彼の個人サイトによればこの2月で彼は英国の定年である65歳に達したそうだ。昨年末には初期の大腸癌(roughly translated: nasty things in the bit that holds the poo という説明に笑わされた)で入院し、「症状は残念なことに、新聞が大売れするようなものでは全然なかった」との声明を出したりもしている。

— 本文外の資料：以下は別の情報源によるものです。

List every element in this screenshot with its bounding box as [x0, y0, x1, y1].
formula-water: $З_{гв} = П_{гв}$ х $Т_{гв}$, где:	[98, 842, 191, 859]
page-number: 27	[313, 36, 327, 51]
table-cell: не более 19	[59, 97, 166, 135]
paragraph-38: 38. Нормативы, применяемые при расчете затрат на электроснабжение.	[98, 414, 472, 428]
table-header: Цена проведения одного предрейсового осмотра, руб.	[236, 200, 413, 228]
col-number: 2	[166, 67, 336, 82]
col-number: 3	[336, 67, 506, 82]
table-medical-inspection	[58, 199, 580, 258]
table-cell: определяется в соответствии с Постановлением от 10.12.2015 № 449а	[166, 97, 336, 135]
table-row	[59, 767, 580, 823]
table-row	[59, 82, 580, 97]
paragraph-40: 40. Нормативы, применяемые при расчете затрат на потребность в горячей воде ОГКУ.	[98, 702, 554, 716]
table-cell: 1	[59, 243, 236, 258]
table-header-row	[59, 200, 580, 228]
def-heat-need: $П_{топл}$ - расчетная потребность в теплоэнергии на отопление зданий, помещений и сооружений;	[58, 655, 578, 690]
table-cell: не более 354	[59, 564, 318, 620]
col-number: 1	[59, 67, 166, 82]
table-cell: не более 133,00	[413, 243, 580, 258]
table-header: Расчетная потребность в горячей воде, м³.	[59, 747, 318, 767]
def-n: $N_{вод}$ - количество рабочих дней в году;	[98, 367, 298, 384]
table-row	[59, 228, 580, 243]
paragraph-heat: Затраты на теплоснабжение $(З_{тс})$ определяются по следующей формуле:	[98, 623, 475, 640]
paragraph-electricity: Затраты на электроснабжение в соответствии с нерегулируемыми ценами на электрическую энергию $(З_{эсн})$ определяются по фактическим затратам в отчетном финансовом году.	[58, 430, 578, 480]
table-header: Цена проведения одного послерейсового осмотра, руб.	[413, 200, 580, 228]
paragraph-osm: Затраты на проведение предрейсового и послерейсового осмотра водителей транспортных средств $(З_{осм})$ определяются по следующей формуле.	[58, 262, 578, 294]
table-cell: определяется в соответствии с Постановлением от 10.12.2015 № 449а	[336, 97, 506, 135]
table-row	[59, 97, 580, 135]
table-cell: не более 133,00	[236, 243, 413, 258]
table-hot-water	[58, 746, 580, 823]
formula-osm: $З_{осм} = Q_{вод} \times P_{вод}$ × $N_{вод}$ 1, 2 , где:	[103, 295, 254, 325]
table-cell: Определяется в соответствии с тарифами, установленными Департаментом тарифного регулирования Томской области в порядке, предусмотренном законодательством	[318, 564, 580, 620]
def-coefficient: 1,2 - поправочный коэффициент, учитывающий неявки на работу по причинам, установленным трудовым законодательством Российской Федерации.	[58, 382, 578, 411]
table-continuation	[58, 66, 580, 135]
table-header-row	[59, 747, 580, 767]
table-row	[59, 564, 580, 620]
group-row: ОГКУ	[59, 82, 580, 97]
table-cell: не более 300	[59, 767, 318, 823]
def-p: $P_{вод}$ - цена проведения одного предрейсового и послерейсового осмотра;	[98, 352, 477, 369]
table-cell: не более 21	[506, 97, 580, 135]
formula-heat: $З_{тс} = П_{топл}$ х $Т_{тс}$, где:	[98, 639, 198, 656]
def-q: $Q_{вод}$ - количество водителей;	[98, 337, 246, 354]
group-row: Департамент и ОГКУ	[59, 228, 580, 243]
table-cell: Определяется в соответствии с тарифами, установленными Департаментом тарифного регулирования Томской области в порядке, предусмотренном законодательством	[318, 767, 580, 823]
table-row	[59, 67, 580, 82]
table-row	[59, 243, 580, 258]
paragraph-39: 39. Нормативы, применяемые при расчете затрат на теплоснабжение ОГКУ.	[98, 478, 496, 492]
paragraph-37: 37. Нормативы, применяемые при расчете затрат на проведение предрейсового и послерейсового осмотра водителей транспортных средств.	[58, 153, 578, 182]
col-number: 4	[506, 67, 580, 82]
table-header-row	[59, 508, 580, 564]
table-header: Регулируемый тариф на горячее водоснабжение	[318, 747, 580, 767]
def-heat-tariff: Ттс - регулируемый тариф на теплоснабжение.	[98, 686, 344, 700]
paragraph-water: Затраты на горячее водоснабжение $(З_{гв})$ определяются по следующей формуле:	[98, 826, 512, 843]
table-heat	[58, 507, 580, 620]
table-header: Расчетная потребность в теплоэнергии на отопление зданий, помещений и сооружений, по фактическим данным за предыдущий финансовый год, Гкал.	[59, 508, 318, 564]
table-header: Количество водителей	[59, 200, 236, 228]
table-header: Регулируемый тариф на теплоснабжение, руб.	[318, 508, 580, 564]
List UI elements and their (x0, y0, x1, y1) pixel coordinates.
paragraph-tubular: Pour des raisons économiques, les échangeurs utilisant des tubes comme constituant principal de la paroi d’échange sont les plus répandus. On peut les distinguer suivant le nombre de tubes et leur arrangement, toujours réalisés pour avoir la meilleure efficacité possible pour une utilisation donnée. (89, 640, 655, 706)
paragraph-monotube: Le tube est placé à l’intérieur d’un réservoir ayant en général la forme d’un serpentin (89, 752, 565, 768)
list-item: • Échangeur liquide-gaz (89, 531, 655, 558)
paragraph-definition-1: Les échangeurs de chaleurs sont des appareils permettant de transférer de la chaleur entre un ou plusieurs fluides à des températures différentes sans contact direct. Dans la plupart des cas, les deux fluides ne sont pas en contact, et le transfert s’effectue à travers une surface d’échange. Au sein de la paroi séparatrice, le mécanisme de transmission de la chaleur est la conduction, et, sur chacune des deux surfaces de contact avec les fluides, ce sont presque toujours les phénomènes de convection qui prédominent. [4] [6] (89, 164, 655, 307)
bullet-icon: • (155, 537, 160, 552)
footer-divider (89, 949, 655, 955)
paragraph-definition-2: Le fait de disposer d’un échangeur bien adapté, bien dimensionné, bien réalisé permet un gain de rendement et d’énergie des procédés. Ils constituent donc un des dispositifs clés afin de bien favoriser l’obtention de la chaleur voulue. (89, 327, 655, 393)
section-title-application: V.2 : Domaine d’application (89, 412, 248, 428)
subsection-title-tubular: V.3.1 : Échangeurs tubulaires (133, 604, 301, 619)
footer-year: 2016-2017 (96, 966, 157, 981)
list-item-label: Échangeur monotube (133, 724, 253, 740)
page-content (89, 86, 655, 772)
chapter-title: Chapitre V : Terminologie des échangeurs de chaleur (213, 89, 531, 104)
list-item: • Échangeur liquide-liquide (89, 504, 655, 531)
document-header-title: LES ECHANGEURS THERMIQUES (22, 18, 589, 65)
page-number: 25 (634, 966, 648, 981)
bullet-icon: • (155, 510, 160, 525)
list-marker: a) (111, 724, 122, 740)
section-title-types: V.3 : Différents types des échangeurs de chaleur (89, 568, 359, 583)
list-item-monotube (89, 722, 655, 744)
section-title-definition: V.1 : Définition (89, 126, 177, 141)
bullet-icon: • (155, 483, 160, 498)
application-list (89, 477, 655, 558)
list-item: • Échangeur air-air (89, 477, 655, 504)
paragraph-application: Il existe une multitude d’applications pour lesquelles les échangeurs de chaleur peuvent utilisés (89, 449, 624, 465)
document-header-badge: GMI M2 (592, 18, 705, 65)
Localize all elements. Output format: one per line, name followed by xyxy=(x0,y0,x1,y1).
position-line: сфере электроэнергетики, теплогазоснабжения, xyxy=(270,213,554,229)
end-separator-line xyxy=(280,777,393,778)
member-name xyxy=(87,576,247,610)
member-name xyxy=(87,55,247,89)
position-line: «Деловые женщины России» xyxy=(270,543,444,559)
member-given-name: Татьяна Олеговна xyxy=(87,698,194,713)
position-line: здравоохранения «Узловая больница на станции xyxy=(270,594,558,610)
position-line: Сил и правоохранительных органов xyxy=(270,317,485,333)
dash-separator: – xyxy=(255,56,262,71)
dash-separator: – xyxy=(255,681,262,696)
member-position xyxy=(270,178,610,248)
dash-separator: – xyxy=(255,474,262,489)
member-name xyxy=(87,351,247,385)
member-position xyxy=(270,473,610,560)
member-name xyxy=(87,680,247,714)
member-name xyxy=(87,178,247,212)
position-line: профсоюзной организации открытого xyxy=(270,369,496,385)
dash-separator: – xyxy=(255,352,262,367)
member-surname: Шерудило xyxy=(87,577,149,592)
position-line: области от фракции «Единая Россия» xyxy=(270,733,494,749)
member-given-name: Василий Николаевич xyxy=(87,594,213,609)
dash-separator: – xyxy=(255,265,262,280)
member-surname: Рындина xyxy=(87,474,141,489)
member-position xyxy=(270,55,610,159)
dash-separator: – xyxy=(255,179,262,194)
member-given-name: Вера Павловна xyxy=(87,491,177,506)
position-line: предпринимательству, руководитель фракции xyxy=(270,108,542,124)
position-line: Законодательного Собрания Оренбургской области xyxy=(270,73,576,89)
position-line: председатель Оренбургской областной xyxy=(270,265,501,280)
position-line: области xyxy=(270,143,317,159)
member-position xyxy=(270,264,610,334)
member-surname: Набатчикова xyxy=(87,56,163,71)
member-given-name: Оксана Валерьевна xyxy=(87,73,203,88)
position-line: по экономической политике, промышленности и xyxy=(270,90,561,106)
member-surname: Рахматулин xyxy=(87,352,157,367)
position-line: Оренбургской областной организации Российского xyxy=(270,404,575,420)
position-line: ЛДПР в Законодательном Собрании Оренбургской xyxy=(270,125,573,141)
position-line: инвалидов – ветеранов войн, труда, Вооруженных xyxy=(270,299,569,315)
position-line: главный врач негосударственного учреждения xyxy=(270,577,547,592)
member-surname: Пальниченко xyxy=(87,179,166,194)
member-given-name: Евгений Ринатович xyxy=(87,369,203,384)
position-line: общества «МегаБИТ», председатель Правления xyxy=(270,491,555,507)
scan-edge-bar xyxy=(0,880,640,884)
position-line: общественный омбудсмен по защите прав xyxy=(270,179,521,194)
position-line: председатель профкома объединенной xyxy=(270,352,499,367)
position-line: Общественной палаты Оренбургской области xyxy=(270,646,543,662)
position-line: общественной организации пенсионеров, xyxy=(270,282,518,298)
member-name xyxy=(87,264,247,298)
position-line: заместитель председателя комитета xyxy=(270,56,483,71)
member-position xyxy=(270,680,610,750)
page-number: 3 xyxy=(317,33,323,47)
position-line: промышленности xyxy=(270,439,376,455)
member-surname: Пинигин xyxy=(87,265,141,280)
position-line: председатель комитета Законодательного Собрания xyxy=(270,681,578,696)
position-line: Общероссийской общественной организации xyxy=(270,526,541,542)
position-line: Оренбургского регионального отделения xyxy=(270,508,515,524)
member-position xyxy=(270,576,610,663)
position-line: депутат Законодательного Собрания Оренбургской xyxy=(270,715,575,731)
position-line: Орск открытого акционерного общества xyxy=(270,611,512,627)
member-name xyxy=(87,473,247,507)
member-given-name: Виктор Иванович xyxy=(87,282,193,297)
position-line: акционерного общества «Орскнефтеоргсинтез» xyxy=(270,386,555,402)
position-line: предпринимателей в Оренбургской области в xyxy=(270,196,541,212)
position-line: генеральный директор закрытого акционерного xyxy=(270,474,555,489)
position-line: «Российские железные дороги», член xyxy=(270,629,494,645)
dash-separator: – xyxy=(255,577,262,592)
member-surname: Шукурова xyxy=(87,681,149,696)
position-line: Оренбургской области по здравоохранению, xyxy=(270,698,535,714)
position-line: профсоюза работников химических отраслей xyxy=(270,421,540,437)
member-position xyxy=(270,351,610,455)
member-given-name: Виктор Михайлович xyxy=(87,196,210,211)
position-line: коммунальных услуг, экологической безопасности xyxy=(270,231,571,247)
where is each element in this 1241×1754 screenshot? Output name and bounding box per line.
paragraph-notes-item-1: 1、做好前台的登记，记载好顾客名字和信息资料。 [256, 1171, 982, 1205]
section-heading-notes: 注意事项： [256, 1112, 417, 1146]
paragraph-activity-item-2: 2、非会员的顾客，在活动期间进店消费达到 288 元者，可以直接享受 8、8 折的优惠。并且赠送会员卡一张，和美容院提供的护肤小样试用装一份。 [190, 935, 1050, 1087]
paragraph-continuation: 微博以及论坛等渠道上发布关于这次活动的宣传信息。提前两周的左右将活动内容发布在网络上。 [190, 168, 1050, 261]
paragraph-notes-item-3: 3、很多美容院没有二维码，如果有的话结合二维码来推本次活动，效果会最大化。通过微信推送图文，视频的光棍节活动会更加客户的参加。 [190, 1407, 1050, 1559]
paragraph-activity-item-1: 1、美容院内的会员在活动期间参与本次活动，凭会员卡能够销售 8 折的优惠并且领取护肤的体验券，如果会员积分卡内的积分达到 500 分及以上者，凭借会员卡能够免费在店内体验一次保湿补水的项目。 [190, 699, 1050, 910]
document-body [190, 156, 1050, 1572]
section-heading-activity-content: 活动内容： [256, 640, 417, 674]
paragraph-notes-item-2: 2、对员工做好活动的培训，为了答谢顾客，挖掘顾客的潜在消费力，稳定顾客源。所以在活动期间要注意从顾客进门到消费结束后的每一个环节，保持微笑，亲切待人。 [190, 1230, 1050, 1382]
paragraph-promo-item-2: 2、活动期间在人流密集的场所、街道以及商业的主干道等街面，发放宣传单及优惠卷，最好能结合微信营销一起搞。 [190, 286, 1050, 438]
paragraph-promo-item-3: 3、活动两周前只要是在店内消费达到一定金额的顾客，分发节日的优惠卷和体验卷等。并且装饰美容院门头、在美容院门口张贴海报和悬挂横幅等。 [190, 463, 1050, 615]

何しろ仲間のグレアム・チャップマンの死すらもネタにしてしまう連中なので、これぐらいは驚くに値しないが。
以下は本題とは関係ない。
カート・ヴォネガットも死の直前まで発言を続けていたし、現役引退年齢のテリー・ジョーンズも相変わらずギャグをかましてくれるし、筋肉少女帯は中年になって活動を再開するし、ということで表現者の活躍する期間は延びる一方だ。それ自体は喜ばしいことだが、映画や音楽など過去のリソースがデジタル化で今の世に蘇っていることも相俟って、若い新しい才能が頭角を現す余地はずいぶん減っているようにも思う。ネットの普及で間口は広くなった半面、時代を画するような大ヒットは出づらくなっているに違いない。
私は過去の娯楽資産と戯れていられればそれでいいけど、表現を志す人にとっては難儀な世の中になっているのではなかろうか。